McNeil sees a connection between working with animals in veterinary practice and ecosystem management. "Water-quality testing is similar to testing the blood of an animal," she explains. "It's your diagnostic tool to look at the health of the waterway." The major connection for McNeil is the role public policy plays, which brings together her veterinary training and her desire to work on problems at their political source. Her EIS work is like a river fed by all the streams of her working life.

"I feel really fortunate that I've had these opportunities," she says. "Public health has been a great way personally for me to bring together my policy interest and human health interests and animal and environmental health interests. And, just like in clinical practice, you don't know what you're going to see day to day."

McNeil has been called to investigate foodborne illness outbreaks, respiratory disease outbreaks and norovirus outbreaks. She's investigated the prevalence of whooping cough in New Mexico. She's presented a paper on the diversion of controlled substances in New Mexico and the potential connection to prescription overdose deaths. She's helped investigate and manage a rabies outbreak in southern New Mexico in which more than 100 unvaccinated exposed pets had to be euthanized and 29 people had to receive post-exposure prophylaxis.
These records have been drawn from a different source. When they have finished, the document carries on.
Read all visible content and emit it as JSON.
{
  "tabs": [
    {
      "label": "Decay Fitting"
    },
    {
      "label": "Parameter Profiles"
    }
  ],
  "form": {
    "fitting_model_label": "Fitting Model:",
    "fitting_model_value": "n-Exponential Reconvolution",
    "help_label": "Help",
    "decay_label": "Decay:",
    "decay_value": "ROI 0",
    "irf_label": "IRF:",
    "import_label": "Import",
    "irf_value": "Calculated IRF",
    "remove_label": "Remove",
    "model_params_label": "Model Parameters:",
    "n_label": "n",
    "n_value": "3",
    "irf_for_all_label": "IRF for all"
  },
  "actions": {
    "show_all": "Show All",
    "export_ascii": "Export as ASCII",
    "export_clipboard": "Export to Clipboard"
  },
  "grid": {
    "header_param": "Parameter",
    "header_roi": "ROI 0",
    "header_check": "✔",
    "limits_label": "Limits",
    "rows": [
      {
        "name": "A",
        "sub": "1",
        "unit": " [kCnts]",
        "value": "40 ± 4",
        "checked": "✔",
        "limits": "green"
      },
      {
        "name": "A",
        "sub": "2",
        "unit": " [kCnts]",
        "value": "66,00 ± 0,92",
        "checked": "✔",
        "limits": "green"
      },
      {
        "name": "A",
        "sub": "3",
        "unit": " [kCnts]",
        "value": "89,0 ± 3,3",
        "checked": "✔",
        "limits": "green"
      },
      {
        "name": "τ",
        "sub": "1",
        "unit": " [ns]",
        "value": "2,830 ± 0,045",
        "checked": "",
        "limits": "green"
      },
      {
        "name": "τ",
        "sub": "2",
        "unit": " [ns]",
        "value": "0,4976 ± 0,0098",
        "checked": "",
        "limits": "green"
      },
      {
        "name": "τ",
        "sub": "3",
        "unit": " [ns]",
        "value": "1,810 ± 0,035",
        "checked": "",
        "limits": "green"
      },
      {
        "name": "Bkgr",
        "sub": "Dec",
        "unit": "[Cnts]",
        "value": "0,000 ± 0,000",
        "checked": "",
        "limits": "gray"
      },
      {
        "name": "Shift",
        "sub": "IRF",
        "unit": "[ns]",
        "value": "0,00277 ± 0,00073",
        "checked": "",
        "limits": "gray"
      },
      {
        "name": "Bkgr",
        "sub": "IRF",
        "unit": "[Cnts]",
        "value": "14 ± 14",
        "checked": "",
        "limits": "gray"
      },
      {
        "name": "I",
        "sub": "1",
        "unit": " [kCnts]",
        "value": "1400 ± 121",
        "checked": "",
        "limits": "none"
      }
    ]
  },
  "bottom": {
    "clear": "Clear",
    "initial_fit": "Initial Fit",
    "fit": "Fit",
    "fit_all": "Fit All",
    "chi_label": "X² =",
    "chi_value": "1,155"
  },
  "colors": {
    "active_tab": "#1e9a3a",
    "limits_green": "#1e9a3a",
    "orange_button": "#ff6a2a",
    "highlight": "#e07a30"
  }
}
"At the most basic level of diseases, all of our Class A bioterrorism agents, except for smallpox, are agents that affect people and animals, and many of our infectious diseases affect people and animals," she says. "So that's always been an obvious connection to me. Once you get into the food system, food availability, general public health and well-being, you find a lot of areas where veterinary medicine can play a role in improving human health."

Preparedness policy, for example, requires the combined efforts of experts in human hospitals, veterinary hospitals, transportation, food access and a plethora of other areas. And while many people are cynical about the possibility that today's divisive policymakers can work together for effective solutions, McNeil says with a chuckle that she is not.

"The policy work I did taught me the importance of bringing different players together," she says. "At the end of the day, more often than not, you really can get people to come to the table and work together. I've seen it work. The problems are too big for people not to work together and figure things out. There's no problem too big if you get the right people together."

John Lofflin is a freelance writer in Kansas City, Mo., with extensive experience writing about the veterinary profession.